Ecrivain, peintre, dessinateur, graphiste. Né en 1892 à Drohobycz, mort tragiquement à la même ville en 1942.
Bruno Schulz est né à Drohobycz, une petite ville en Ukraine occidentale, non loin de Lvov. Il a passé là presque toute sa vie. Il n’aimait pas quitter Drohobycz. S’il quittait sa ville natale, il le faisait sporadiquement et pour peu de temps. Il la considérait comme le centre du monde, l’observait attentivement et s’est révélé son "chroniqueur" excellent. Son œuvre, aussi bien littéraire que graphique, était saturée d’accents de Drohobycz. Sur les pages de ses récits on peut trouver les descriptions des rues principales et des bâtiments caractéristiques de la ville, ainsi que les images de ses habitants.
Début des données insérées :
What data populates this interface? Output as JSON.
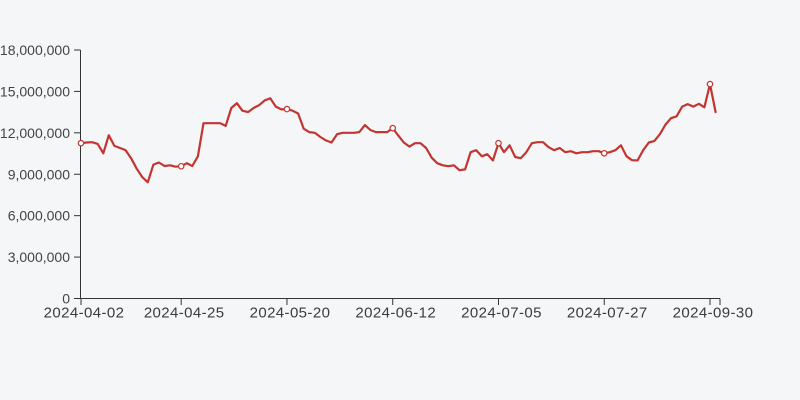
{
  "figure": {
    "background": "#f5f6f7",
    "axis_color": "#333333",
    "tick_label_color": "#444444"
  },
  "chart_data": {
    "type": "line",
    "title": "",
    "xlabel": "",
    "ylabel": "",
    "legend": null,
    "grid": false,
    "series_color": "#c23531",
    "marker_fill": "#ffffff",
    "ylim": [
      0,
      18000000
    ],
    "y_ticks": [
      {
        "value": 0,
        "label": "0"
      },
      {
        "value": 3000000,
        "label": "3,000,000"
      },
      {
        "value": 6000000,
        "label": "6,000,000"
      },
      {
        "value": 9000000,
        "label": "9,000,000"
      },
      {
        "value": 12000000,
        "label": "12,000,000"
      },
      {
        "value": 15000000,
        "label": "15,000,000"
      },
      {
        "value": 18000000,
        "label": "18,000,000"
      }
    ],
    "x_tick_labels": [
      "2024-04-02",
      "2024-04-25",
      "2024-05-20",
      "2024-06-12",
      "2024-07-05",
      "2024-07-27",
      "2024-09-30"
    ],
    "x_tick_indices": [
      0,
      18,
      37,
      56,
      75,
      94,
      113
    ],
    "marker_indices": [
      0,
      18,
      37,
      56,
      75,
      94,
      113
    ],
    "marker_values": [
      11250000,
      9580000,
      13720000,
      12340000,
      11250000,
      10520000,
      15530000
    ],
    "values": [
      11250000,
      11300000,
      11320000,
      11200000,
      10520000,
      11830000,
      11050000,
      10900000,
      10750000,
      10160000,
      9400000,
      8800000,
      8420000,
      9700000,
      9850000,
      9600000,
      9650000,
      9550000,
      9580000,
      9800000,
      9600000,
      10300000,
      12700000,
      12700000,
      12700000,
      12700000,
      12500000,
      13800000,
      14150000,
      13600000,
      13500000,
      13800000,
      14000000,
      14350000,
      14500000,
      13900000,
      13700000,
      13720000,
      13600000,
      13400000,
      12300000,
      12050000,
      12000000,
      11700000,
      11450000,
      11300000,
      11900000,
      12000000,
      12000000,
      12000000,
      12050000,
      12560000,
      12200000,
      12050000,
      12050000,
      12050000,
      12340000,
      11800000,
      11300000,
      11000000,
      11250000,
      11250000,
      10900000,
      10200000,
      9800000,
      9650000,
      9580000,
      9650000,
      9290000,
      9350000,
      10600000,
      10740000,
      10300000,
      10450000,
      10000000,
      11250000,
      10600000,
      11100000,
      10250000,
      10160000,
      10600000,
      11250000,
      11320000,
      11320000,
      10960000,
      10740000,
      10900000,
      10600000,
      10670000,
      10520000,
      10600000,
      10600000,
      10670000,
      10670000,
      10520000,
      10600000,
      10740000,
      11100000,
      10300000,
      10020000,
      10000000,
      10740000,
      11300000,
      11400000,
      11900000,
      12600000,
      13060000,
      13200000,
      13900000,
      14080000,
      13900000,
      14100000,
      13850000,
      15530000,
      13500000
    ]
  }
}
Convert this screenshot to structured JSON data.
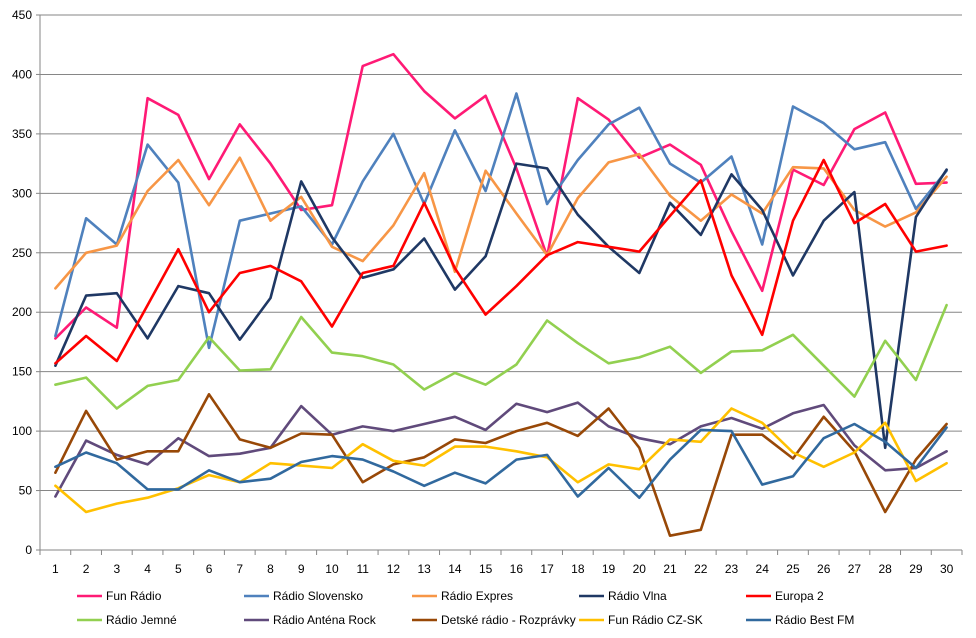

Le patrimoine artistique de Schulz est assez modeste en quantité, mais très riche en qualité – en ce qui concerne la problématique traitée. Elle compte deux volumes de récits -
SKLEPY CYNAMONOWE / LES BOUTIQUES DE CANNELLE et
SANATORIUM POD KLEPSYDRA / LE SANATORIUM AU CROQUE-MORT, en plus quelques récits qui n’étaient pas inclus par l’auteur à la première édition de ses recueils. Il faut y ajouter un ensemble de lettres extrêmement intéressantes, publié dans le
KSIEGA LISTÓW / LIVRE DE LETTRES et les "esquisses critiques" (surtout des critiques des œuvres littéraires, publiées dans la presse), recueillies il y a peu de temps dans un volume à part.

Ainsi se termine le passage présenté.